De acordo com o texto do acordo, “se rescindido o contrato de trabalho, a empregada estável deverá, se for o caso, avisar o empregador do estado de gestação, devendo comprová-lo dentro do prazo de 60 dias a contar do início do aviso prévio”.

O Tribunal Regional do Trabalho da 11ª Região (Amazonas e Roraima) não acolheu o argumento e manteve a sentença. O TST também manteve a decisão.

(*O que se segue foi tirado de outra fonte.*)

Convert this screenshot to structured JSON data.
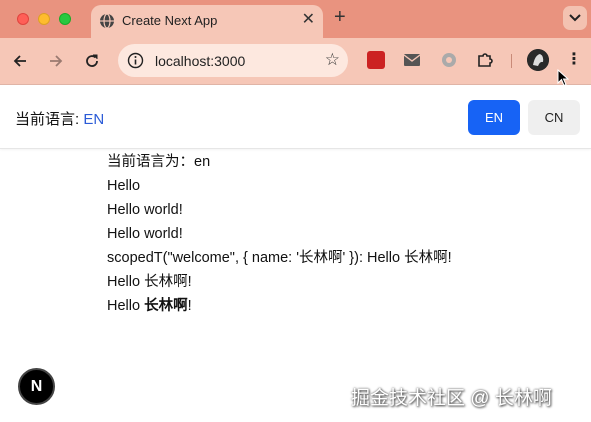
{
  "browser": {
    "tab_title": "Create Next App",
    "tab_close_glyph": "✕",
    "new_tab_glyph": "+",
    "url": "localhost:3000",
    "star_glyph": "☆",
    "menu_glyph": "⋮"
  },
  "header": {
    "label": "当前语言: ",
    "current_language": "EN",
    "buttons": {
      "en": "EN",
      "cn": "CN"
    }
  },
  "content": {
    "lines": [
      "当前语言为：en",
      "Hello",
      "Hello world!",
      "Hello world!",
      "scopedT(\"welcome\", { name: '长林啊' }): Hello 长林啊!",
      "Hello 长林啊!"
    ],
    "last_line_prefix": "Hello ",
    "last_line_bold": "长林啊",
    "last_line_suffix": "!"
  },
  "next_badge": "N",
  "watermark": "掘金技术社区 @ 长林啊",
  "colors": {
    "tabbar": "#e9937f",
    "toolbar": "#f6c7b7",
    "accent_blue": "#1763f5",
    "language_text": "#2b5bd7"
  }
}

“Impossível restringir direitos através de negociação coletiva diante da existência de norma de estrutura superior e mais benéfica, no caso, a Constituição Federal, que veda a dispensa da empregada gestante, desde a confirmação da gravidez ate cinco meses após o parto, não contendo o dispositivo constitucional qualquer exigência quanto à comunicação da gravidez pela empregada à empresa”, afirmou o ministro Carlos Alberto Reis de Paula, relator do recurso no TST.

O ministro acrescentou, ainda, que a decisão de segunda instância seguiu a jurisprudência firmada pelo TST na Súmula 224. O texto garante que o desconhecimento da gravidez pelo empregador não afasta o direito ao pagamento da indenização decorrente da estabilidade provisória da gestante, prevista no art. 10, II, “b”, do Ato das Disposições Constitucionais Transitórias.